Ганс долго молчал, не без интереса глядя на то, как прозрачно-белой опушкой облекаются стройные ноги царевны, как между пальцев ее отрастают фламингово-розовые поначалу, но вскоре уже кораллово-красные, с оранжевой жилкой, перепонки. Его сердце сжалось великой любовной тоской, но не той, которой сжимается оно при расставании с любимой, а такой, какая случается, когда расстаешься со всем, что вообще есть у тебя любимого и родного – с родиной или, может, с целым миром?
– Помнишь, ты говорила, что превратила того царя в утенка и заклевала его?
– Да.
– Значит, ты можешь и меня так?
– К чему это ты ведешь? – насторожилась Аленушка.
– Преврати меня, Аленушка, – попросил Ганс, с безыскусной, собачьей мольбой глядя царевне в глаза.
– Зачем?
– Мы полетим с тобой на… где там обычно зимуют лебеди?
– Есть одно потаенное озеро в Персии.
– Вот, вместе туда и полетим!
– Но я… Ты хоть представляешь себе, о чем ты просишь, Ганс?
– Не представляю.

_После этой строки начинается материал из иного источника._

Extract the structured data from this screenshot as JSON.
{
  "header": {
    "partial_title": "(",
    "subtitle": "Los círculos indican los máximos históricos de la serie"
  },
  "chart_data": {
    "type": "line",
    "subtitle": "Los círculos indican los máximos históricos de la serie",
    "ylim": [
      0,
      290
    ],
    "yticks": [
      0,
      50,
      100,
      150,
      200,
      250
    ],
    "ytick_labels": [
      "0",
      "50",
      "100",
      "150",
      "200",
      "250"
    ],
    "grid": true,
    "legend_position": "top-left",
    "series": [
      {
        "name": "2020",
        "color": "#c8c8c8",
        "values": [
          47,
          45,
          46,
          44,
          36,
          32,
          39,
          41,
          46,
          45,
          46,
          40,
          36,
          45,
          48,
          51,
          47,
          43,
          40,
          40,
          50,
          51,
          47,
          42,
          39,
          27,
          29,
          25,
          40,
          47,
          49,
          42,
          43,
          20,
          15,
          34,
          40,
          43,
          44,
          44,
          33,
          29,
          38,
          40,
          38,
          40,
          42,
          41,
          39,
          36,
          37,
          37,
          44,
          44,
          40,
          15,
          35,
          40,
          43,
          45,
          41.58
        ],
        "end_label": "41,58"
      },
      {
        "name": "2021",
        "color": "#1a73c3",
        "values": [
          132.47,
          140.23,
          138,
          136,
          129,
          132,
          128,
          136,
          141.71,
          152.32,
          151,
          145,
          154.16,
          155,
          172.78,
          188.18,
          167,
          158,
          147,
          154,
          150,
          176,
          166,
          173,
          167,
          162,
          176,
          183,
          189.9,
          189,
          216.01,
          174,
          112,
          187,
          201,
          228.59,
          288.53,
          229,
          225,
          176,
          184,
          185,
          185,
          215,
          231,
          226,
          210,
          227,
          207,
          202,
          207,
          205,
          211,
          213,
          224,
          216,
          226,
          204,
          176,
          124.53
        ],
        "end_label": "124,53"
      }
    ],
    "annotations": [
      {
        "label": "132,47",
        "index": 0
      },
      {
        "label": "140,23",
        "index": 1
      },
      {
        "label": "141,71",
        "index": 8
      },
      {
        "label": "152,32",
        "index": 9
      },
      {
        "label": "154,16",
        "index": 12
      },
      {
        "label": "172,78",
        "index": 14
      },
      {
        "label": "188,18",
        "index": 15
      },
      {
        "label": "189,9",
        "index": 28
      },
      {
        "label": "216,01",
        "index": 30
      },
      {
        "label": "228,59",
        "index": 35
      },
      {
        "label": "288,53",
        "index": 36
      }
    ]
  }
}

Зачем мне?
– Нет, Ганс. Я не могу. Это очень трудно. Ответственно.
– Но ты же сама говорила, что ты моя невеста. Ведь говорила, да? Говорила? – Ганс был в отчаянии, он больше не шептал, а кричал. И глаза его были полны не раздумчивой печалью, как раньше, но отчаянием и тупой болью.
– Ну, говорила, – неохотно согласилась Аленушка.
– Тогда сделай. Как невеста для жениха своего.
– Милый мой Ганс, ты пойми, что больше… ну… это все равно что умереть. То есть, в обыденном смысле, это так и будет выглядеть!
– Все понимаю, любимая.
Ганс стянул с ноги левый сапог. Пахнуло сыростью, грибами, грязью. Он брезгливо отшвырнул прочь истлевшую портянку и принялся за правый. Тот долго не поддавался, как будто присох к ноге. Пришлось разрезать его по шву и счистить, как кожуру, с запревшей, покрытой струпьями ноги. Затем пришел черед брюк и гимнастерки, вот уже белеет среди блеклых трав отброшенное прочь бельишко, сослепу можно принять кальсоны за притаившегося зайца-белька.